Masterful

Like many of you I sat at home and watched the little known Sheffield boy Danny Willet win The Masters last night with a confounded cheeky smile on his face. His own personal week was one that are dreamt not made. Meanwhile Jordan Spieth’s baby face told a very different story. Spieth is just 22 and will be back, but the young American will have to fend off a whole host of exciting young British golfers.
For me watching on TV last night made it all the more dramatic as I was at Augusta 24 hours previously. Watching the cameras pan around that historic course made it so much more for me after walking around it the day before.

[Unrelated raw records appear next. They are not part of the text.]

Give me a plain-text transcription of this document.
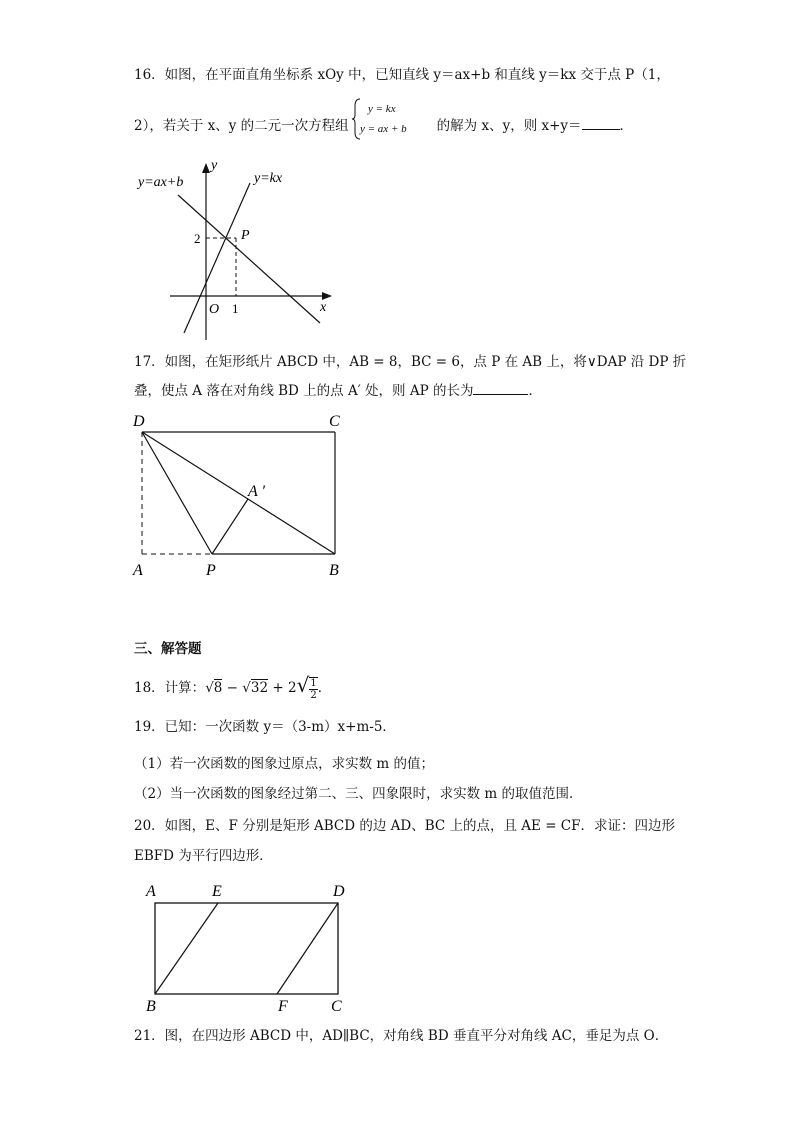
16．如图，在平面直角坐标系 xOy 中，已知直线 y＝ax+b 和直线 y＝kx 交于点 P（1，
2），若关于 x、y 的二元一次方程组	的解为 x、y，则 x+y＝	．
y = kx
y = ax + b
y=ax+b	y=kx
y
x
O 1
2	P
17．如图，在矩形纸片 ABCD 中，AB = 8，BC = 6，点 P 在 AB 上，将∨DAP 沿 DP 折
叠，使点 A 落在对角线 BD 上的点 A′ 处，则 AP 的长为	．
D	C
A	P	B
A ′
三、解答题
18．计算：$√8 - √32 + 2√ \frac{1}{2}$ ．
19．已知：一次函数 y＝（3-m）x+m-5．
（1）若一次函数的图象过原点，求实数 m 的值；
（2）当一次函数的图象经过第二、三、四象限时，求实数 m 的取值范围．
20．如图，E、F 分别是矩形 ABCD 的边 AD、BC 上的点，且 AE = CF．求证：四边形
EBFD 为平行四边形．
A	E	D
B	F	C
21．图，在四边形 ABCD 中，AD∥BC，对角线 BD 垂直平分对角线 AC，垂足为点 O．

The Masters should be on every sports fans bucket list and I was privileged to be able to attend on Saturday. Mind you, it is long old drive from Atlanta, almost 3 hours each way and Augusta itself is situated east of Atlanta nestled on the border of golf-course laden South Carolina, touched by southern charm and blessed with history.
Augusta National meanwhile is one of the most prestigious golf courses in the world and hosted it’s first championship in 1934. But the beauty of the place is not in it’s ancient history but in the way that it still nurtures it. Augusta is the most non-American sports arena in America. There is not an advertising billboard in sight, nor a branded label. Nor is there shouting and screaming. Just cheers and polite clapping reverberate around the course.
Fans are known as patrons but are ordered to leave almost every personal item at the gate. No flags, no cameras, no phones, no running, no lying on the grass, no packed lunches or picnics.
But it is extraordinarily cheap inside the lush green boundary. A beer, either in a clear pint plastic glass (Bud) or a green plastic glass (Stella) is only $5 a pint. A sandwich, including the legendary pimento cheese, just $1.50. A packet of crisps, Masters ones of course, a dollar. An entrance ticket for a day is cheaper than a seat at The Emirates.
Beware the golf shops scattered cleverly all around. Patrons are in there getting their Christmas presents for every member of their family and it seemed all of their neighbours. Yes, of course you can’t go to The Masters and not buy anything. That would be just wrong.
The golf course is perfection though. Not a blade of grass out of place, and stunning scrubs and flowers populate every vista. And if those beautiful azalea’s bloom a bit early in the spring, the are iced every day to slow their growth spurts down. True. Oh, I wish I had my camera!
Every hole is named after a tree or shrub. Tea Olive (1), Pink Dogwood (2), Juniper (6), Golden Bell (12) and so on. The iconic par 5 13th, is the Azalea. There are 3 bridges, all as old as Bobby Jones and at Amen corner, where there is a perfect view of the 11th fairway, all of the 12th, and the tee and fairway of the 510-yard 13th, it really is heaven on earth.
Augusta National, only open to the public for one week a year, is not just a golf course or even an iconic world sporting venue. It is how I imagine the walk up to the pearly gates to looks like. Just hope I can take my camera in.